Sì, perché oggi si ascolta la musica africana, esotica, tropicale. Ma andrebbe sottolineato che già David Byrne e Brian Eno si misero alla ricerca di nuovi ritmi e sonorità, così come la fusion dei Weather Report e di tutti i progetti musicali influenzati dalla crescente popolarità di Fela Kuti e del Reggae di Marley.
Fu la stessa ricerca di Paul Gauguin affascinato dall’esotico e forse la stessa soddisfazione con il quale il Vate andava fiero nell’esporre le sue “perle” provenienti dalle terre lontane.
Poi ci scontriamo con il ritorno al classicismo della Vaporwave (leggete il nostro articolo sul “fenomeno” qui), busti e teste di gesso (il marmo costa troppo) a far da modelli per i banner degli eventi e le copertine digitali. Ecco invece una scelta brillante e di gran gusto: la musica Vaporwave ha come main-core la ri-mediazione e trasformazione dei classici musicali, rallentandoli, modificandoli, attualizzandoli. Dunque è assolutamente coerente la scelta d’immagine e stile, l’utilizzo del classico in un contesto contemporaneo, si passa dai pesanti marmi di Carrara alla leggerezza dei bit di un banner.

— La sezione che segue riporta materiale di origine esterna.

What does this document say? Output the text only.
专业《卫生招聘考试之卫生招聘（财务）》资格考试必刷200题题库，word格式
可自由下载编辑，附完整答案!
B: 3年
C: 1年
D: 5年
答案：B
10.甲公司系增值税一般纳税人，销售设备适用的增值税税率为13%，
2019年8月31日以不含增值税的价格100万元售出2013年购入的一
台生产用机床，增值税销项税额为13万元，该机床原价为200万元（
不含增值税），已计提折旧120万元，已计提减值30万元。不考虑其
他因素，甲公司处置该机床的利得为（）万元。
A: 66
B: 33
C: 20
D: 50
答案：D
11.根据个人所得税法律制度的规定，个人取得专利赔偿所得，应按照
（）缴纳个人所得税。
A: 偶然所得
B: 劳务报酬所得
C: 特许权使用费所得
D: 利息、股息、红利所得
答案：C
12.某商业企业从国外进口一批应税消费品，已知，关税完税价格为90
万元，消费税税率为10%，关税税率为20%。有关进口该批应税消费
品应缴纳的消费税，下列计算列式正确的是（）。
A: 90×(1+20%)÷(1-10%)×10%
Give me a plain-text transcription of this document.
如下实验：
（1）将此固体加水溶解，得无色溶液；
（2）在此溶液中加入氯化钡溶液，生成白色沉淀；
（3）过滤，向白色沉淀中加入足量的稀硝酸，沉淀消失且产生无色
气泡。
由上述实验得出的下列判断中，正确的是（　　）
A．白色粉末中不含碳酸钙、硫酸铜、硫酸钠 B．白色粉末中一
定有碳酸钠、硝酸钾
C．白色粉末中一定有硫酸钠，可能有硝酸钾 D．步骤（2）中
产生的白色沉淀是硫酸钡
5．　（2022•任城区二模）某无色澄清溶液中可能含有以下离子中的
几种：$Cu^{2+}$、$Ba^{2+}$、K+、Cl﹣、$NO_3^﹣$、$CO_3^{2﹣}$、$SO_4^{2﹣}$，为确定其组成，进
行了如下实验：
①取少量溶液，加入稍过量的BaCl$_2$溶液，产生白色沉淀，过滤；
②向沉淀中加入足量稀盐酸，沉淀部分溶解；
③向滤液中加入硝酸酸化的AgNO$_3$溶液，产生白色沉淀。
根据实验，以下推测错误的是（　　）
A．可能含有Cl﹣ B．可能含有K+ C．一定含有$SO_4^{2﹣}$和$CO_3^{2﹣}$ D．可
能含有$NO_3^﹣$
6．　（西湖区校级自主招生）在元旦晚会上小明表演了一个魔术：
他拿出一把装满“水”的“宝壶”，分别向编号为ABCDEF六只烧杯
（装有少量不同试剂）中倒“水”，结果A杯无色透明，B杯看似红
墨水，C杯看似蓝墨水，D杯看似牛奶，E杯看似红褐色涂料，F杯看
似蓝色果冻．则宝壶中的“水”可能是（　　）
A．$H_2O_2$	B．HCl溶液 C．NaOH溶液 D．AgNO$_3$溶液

Simile la scelta delle organizzazioni italiane progressive anni 90 che ponevano imperatori romani a presidiare le entrate del disco-tempio. Qui è la location a esser stata ri-mediata, il tempio prima luogo di culto spirituale, oggi luogo di celebrazione del rito della danza.
Resta da capire quante persone coglieranno i collegamenti e quanti invece crederanno di vivere in una gipsoteca digitale, nuova e originale.
C’è chi pensa per noi e cerca di individuare le “tendenze” che piaceranno ai più, anticipando e rompendo il passato con vecchi stili, ora ritenuti nuovi, che si insedieranno nel nostro immaginario collettivo. Già Frank Zappa lo notò in riferimento alla produzione musicale e lo indicò come la fine della libertà artistico-creativa, a favore di un prodotto di massa, “qualcuno” sa cosa vogliono i giovani e glielo offre su un monitor d’argento. Fino a quando la ricerca sarà finalizzata all’economia, alla diffusione di massa e alla mercificazione dell’arte, il loop non si fermerà mai. La ricerca artistica dovrebbe essere libera e fine a se stessa, senza obiettivi preposti.
Diciamo questo proprio oggi, stiamo ascoltando una nuova label di musica “contaminata” (che Gianluca Petrella ci fulmini) tra jazz, africa ed elettronica… e ci piace.